Isaías era el mayor,
de más estatura que todos nosotros, tenía la piel ceniza y un rostro casi
inexpresivo; el más ingenuo y de menor labia. Tomás y yo teníamos el pacto de
explotar los miedos de todos y en especial el de Isaías por las aguas de la
represa. Tomás hacía siempre el mismo recuento de las veces que el demonio se
apareció en el barrio y a pesar de ser el mismo relato cada vez producía más
temor. Yo refería la represa y muchas veces aconsejé a los que escuchaban conseguir
una barca para navegar sobre las aguas desbordadas, que llegaran a inundar la
calle de nuestros juegos. Esos miedos metidos en las cabezas de los muchachos
venían de los mayores y de la fabulación general de los habitantes de la
pequeña ciudad. La empresa textil organizaba visitas guiadas a la represa. Muchas
veces permitía cruzarla en embarcaciones o hacer pesca; pero esa experiencia en
vez de sacar el temor, afianzaba la convicción del diluvio posible.
Lilian desposó a
Isaías. Bastó una señal para que este dijera sí. El hecho contrario nunca se
habría dado. Isaías no habría propuesto nada. La pareja se fue del barrio y
tras ellos nos fuimos muchos a tejer las historias particulares de cada quien.

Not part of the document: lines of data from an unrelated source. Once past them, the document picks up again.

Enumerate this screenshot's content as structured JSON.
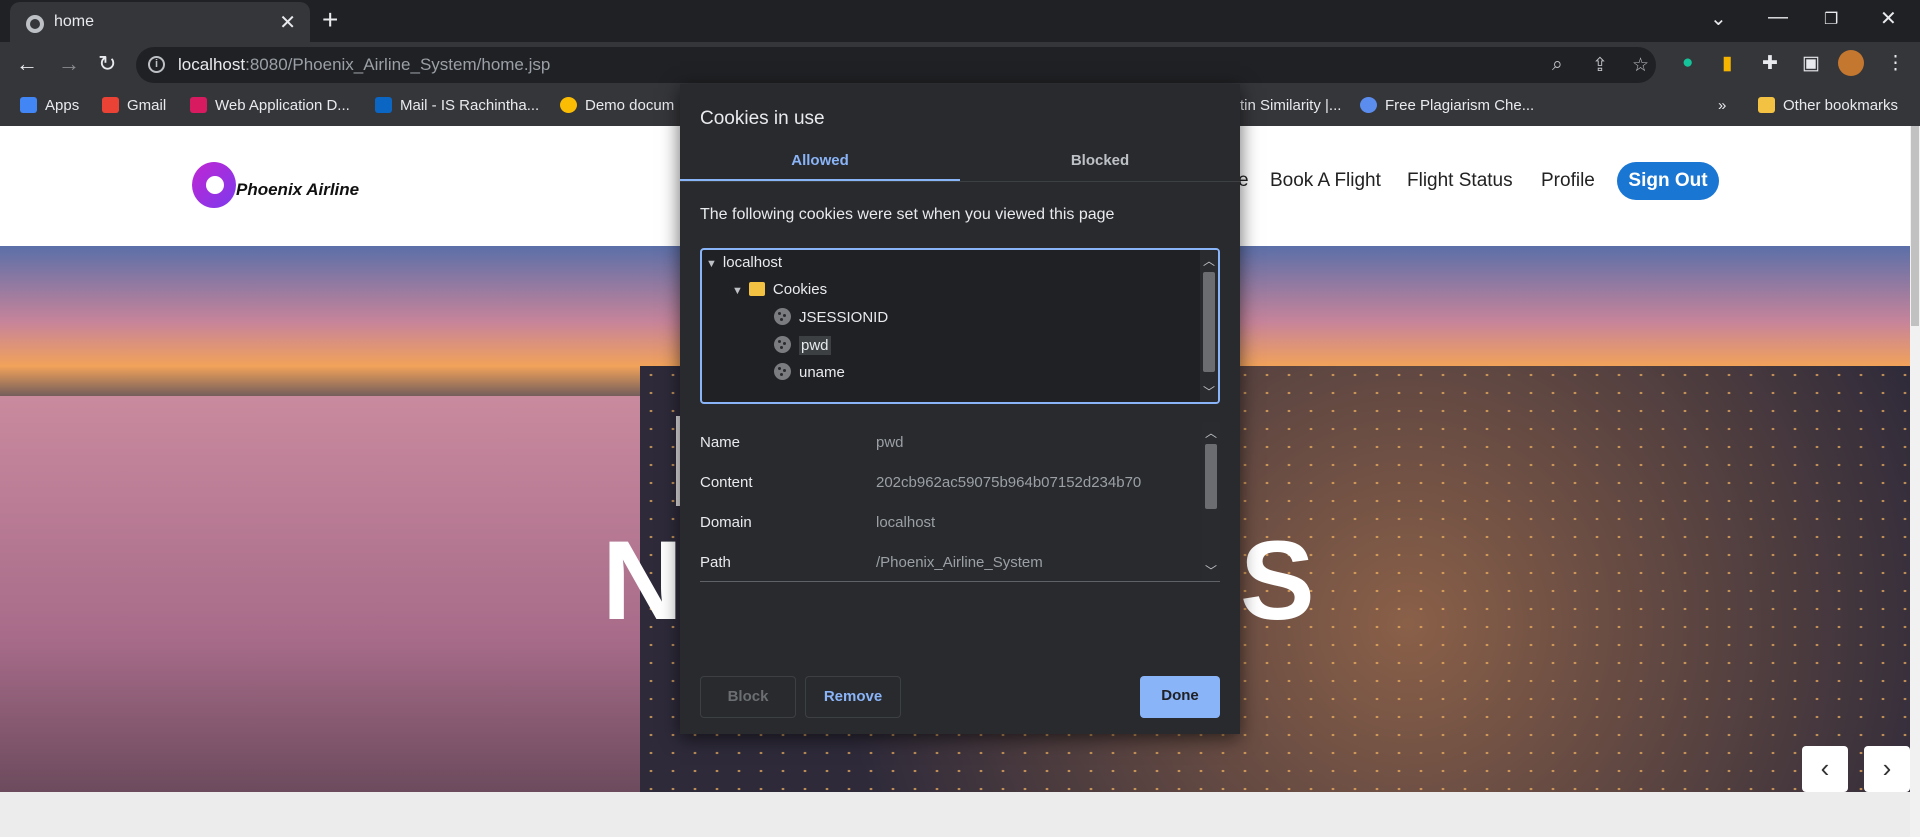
{
  "browser": {
    "tab_title": "home",
    "url_host": "localhost",
    "url_rest": ":8080/Phoenix_Airline_System/home.jsp",
    "bookmarks": [
      {
        "label": "Apps",
        "color": "#4285f4"
      },
      {
        "label": "Gmail",
        "color": "#ea4335"
      },
      {
        "label": "Web Application D...",
        "color": "#d81b60"
      },
      {
        "label": "Mail - IS Rachintha...",
        "color": "#0a66c2"
      },
      {
        "label": "Demo docum",
        "color": "#fbbc04"
      },
      {
        "label": "tin Similarity |...",
        "color": "#35363a"
      },
      {
        "label": "Free Plagiarism Che...",
        "color": "#5b8def"
      }
    ],
    "more_bookmarks": "»",
    "other_bookmarks": "Other bookmarks"
  },
  "site": {
    "logo_text": "Phoenix Airline",
    "nav": [
      "e",
      "Book A Flight",
      "Flight Status",
      "Profile"
    ],
    "signout_label": "Sign Out",
    "hero_left": "N",
    "hero_right": "S",
    "carousel_prev": "‹",
    "carousel_next": "›"
  },
  "dialog": {
    "title": "Cookies in use",
    "tabs": {
      "allowed": "Allowed",
      "blocked": "Blocked"
    },
    "description": "The following cookies were set when you viewed this page",
    "tree": {
      "site": "localhost",
      "folder": "Cookies",
      "cookies": [
        "JSESSIONID",
        "pwd",
        "uname"
      ],
      "selected": "pwd"
    },
    "details": [
      {
        "key": "Name",
        "value": "pwd"
      },
      {
        "key": "Content",
        "value": "202cb962ac59075b964b07152d234b70"
      },
      {
        "key": "Domain",
        "value": "localhost"
      },
      {
        "key": "Path",
        "value": "/Phoenix_Airline_System"
      }
    ],
    "buttons": {
      "block": "Block",
      "remove": "Remove",
      "done": "Done"
    }
  }
}
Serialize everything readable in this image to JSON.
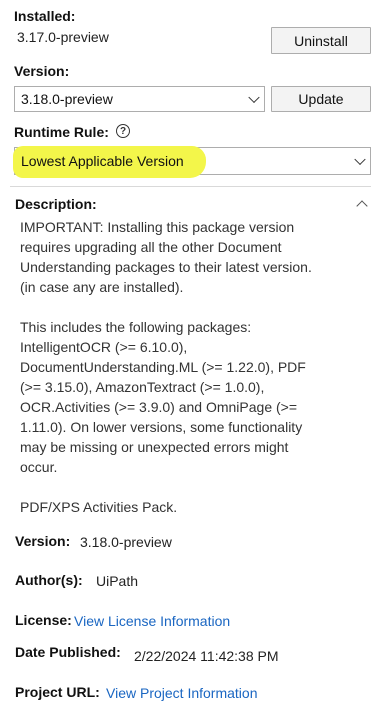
{
  "installed": {
    "label": "Installed:",
    "value": "3.17.0-preview",
    "uninstall_label": "Uninstall"
  },
  "version": {
    "label": "Version:",
    "selected": "3.18.0-preview",
    "update_label": "Update"
  },
  "runtime_rule": {
    "label": "Runtime Rule:",
    "help_glyph": "?",
    "selected": "Lowest Applicable Version",
    "highlight_color": "#f3f64a"
  },
  "details": {
    "description_label": "Description:",
    "description_p1": "IMPORTANT: Installing this package version\nrequires upgrading all the other Document\nUnderstanding packages to their latest version.\n(in case any are installed).",
    "description_p2": "This includes the following packages:\nIntelligentOCR (>= 6.10.0),\nDocumentUnderstanding.ML (>= 1.22.0), PDF\n(>= 3.15.0), AmazonTextract (>= 1.0.0),\nOCR.Activities (>= 3.9.0) and OmniPage (>=\n1.11.0). On lower versions, some functionality\nmay be missing or unexpected errors might\noccur.",
    "description_p3": "PDF/XPS Activities Pack.",
    "version_label": "Version:",
    "version_value": "3.18.0-preview",
    "authors_label": "Author(s):",
    "authors_value": "UiPath",
    "license_label": "License:",
    "license_link": "View License Information",
    "date_label": "Date Published:",
    "date_value": "2/22/2024 11:42:38 PM",
    "project_label": "Project URL:",
    "project_link": "View Project Information"
  }
}
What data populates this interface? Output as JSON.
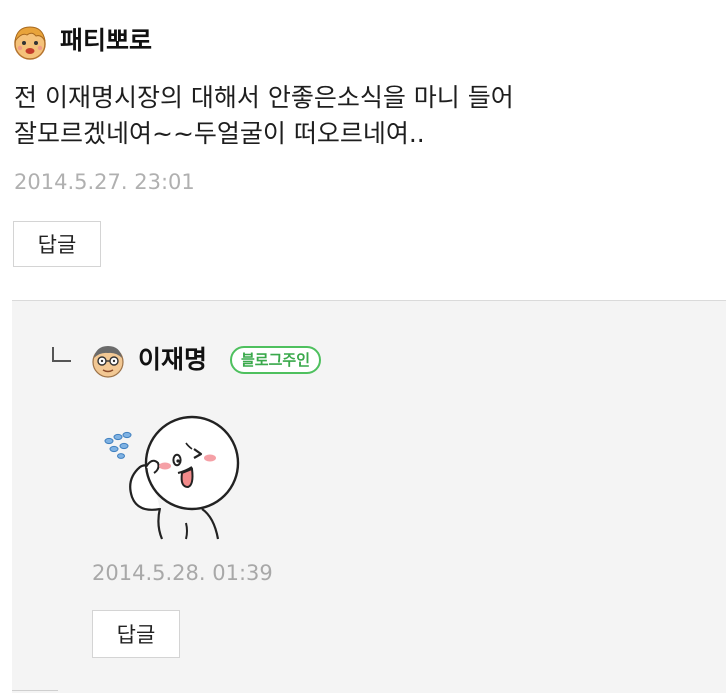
{
  "comment": {
    "nickname": "패티뽀로",
    "avatar_icon": "emoji-face-avatar-icon",
    "lines": [
      "전 이재명시장의 대해서 안좋은소식을 마니 들어",
      "잘모르겠네여~~두얼굴이 떠오르네여.."
    ],
    "date": "2014.5.27. 23:01",
    "reply_label": "답글"
  },
  "reply": {
    "arrow_icon": "reply-arrow-icon",
    "nickname": "이재명",
    "avatar_icon": "glasses-man-avatar-icon",
    "badge": "블로그주인",
    "sticker_icon": "wink-tongue-sticker-icon",
    "date": "2014.5.28. 01:39",
    "reply_label": "답글"
  },
  "colors": {
    "badge_green": "#3aa94b",
    "reply_bg": "#f4f4f4",
    "date_gray": "#b0b0b0"
  }
}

Los partidos de futbol, la calle pavimentada, Tomás, Isaías y su mujer, vienen
a mi cabeza, por verlo vestido con el uniforme de bombero vociferar a través de
un megáfono -¡corran que se vino la represa!
Se de las intensas
lluvias del presente. Se de las laderas areniscas de la cordillera. Se de las
avenidas de lodo y piedra varias veces trágicas para la pequeña ciudad; pero hoy
coincidió una avenida catastrófica de la quebrada del Barro, en la geografía de
la represa, con la llegada de Isaías al mando de los bomberos. La avenida arrasó
las viviendas construidas en el cauce o cerca, con sus dueños y habitantes. No dio
tiempo a nadie de correr. La magnitud de la masa de lodo y piedra llegó
magnificada a oídos del mando y en la cabeza del mando tomo la dimensión de un
diluvio local, necesario por la fuerza de la tradición. En pocos minutos la voz
del megáfono se convirtió en la voz del pueblo y esta, en verdad incuestionable.
La materia de esta voz se ve. Las gentes llevan sobre sus hombros los más
preciados bienes. Corren en busca de alguna altura que los salve de las aguas
desbordadas. El transporte está colapsado. Todos han perdido la dimensión de
las cosas. La catástrofe llega con lentitud y permite ponerse a salvo, como
ocurre con todo lo originado por el pánico.